Nieuws

Tax Alert : Vaste reiskostenvergoedingen na 1 oktober 2021

Gepubliceerd op 9 jul. 2021

I Stock 1167803661
Let op! Dit artikel is gepubliceerd op 9 juli 2021. Op het moment van schijven is nog niet duidelijk of er – bijvoorbeeld in het Belastingplan 2022 – een nieuwe regeling wordt aangekondigd ten aanzien van onbelaste vaste reiskostenvergoedingen. Uiteraard houden we jullie op de hoogte bij nieuwe ontwikkelingen. Reiskostenvergoeding tot 1 oktober 2021 Door de coronamaatregelen moesten de meeste werknemers vanaf maart 2020 verplicht thuiswerken. Ondanks dat de werknemers niet meer naar kantoor reisden, mochten werkgevers toch de vaste reiskostenvergoeding blijven doorbetalen, als de werknemer hierop recht had vóór 12 maart 2020. Deze goedkeuring vervalt per 1 oktober 2021.  De vraag die daarom bij veel werkgevers leeft is hoe zij het beste om kunnen gaan met het vergoeden van reiskosten na 1 oktober 2021. Reiskostenvergoeding na 1 oktober 2021 Een werkgever mag aan een werknemer een vaste onbelaste vergoeding verstrekken als deze voor werk naar een vaste plek reist.
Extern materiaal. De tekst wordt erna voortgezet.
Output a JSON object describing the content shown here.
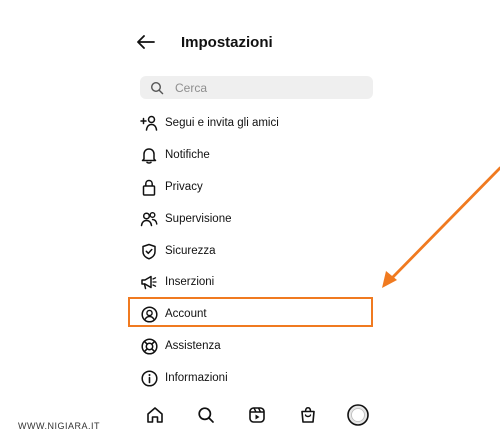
{
  "header": {
    "title": "Impostazioni",
    "back_icon": "arrow-left-icon"
  },
  "search": {
    "placeholder": "Cerca",
    "value": ""
  },
  "menu": [
    {
      "label": "Segui e invita gli amici",
      "icon": "add-person-icon"
    },
    {
      "label": "Notifiche",
      "icon": "bell-icon"
    },
    {
      "label": "Privacy",
      "icon": "lock-icon"
    },
    {
      "label": "Supervisione",
      "icon": "people-icon"
    },
    {
      "label": "Sicurezza",
      "icon": "shield-icon"
    },
    {
      "label": "Inserzioni",
      "icon": "megaphone-icon"
    },
    {
      "label": "Account",
      "icon": "account-circle-icon",
      "highlighted": true
    },
    {
      "label": "Assistenza",
      "icon": "lifebuoy-icon"
    },
    {
      "label": "Informazioni",
      "icon": "info-icon"
    }
  ],
  "bottom_nav": [
    "home-icon",
    "search-icon",
    "reels-icon",
    "shop-icon",
    "profile-avatar"
  ],
  "annotation": {
    "color": "#f07a20"
  },
  "watermark": "WWW.NIGIARA.IT"
}
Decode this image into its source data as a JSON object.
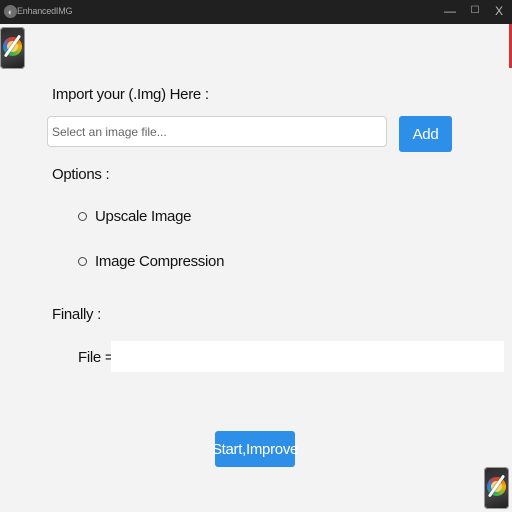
{
  "window": {
    "title": "EnhancedIMG",
    "minimize_glyph": "—",
    "maximize_glyph": "☐",
    "close_glyph": "X"
  },
  "import": {
    "label": "Import your (.Img) Here :",
    "placeholder": "Select an image file...",
    "value": "",
    "add_label": "Add"
  },
  "options": {
    "label": "Options :",
    "items": [
      {
        "label": "Upscale Image",
        "selected": false
      },
      {
        "label": "Image Compression",
        "selected": false
      }
    ]
  },
  "finally": {
    "label": "Finally :",
    "file_label": "File =",
    "file_value": ""
  },
  "actions": {
    "start_label": "Start,Improve"
  },
  "icons": {
    "app": "app-icon",
    "logo": "magic-wand-logo-icon"
  },
  "colors": {
    "accent": "#2d8fe8",
    "titlebar": "#202020",
    "background": "#f3f3f3",
    "close_edge": "#d13438"
  }
}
De belastingvrije vaste reiskostenvergoeding kan worden berekend aan de hand van de volgende gegevens:
  • de vergoeding per kilometer (tot een bedrag van maximaal EUR 0,19 kan dit belastingvrij);
  • het aantal afgelegde kilometers;
  • de hoeveelheid dagen per jaar dat deze afstand wordt afgelegd.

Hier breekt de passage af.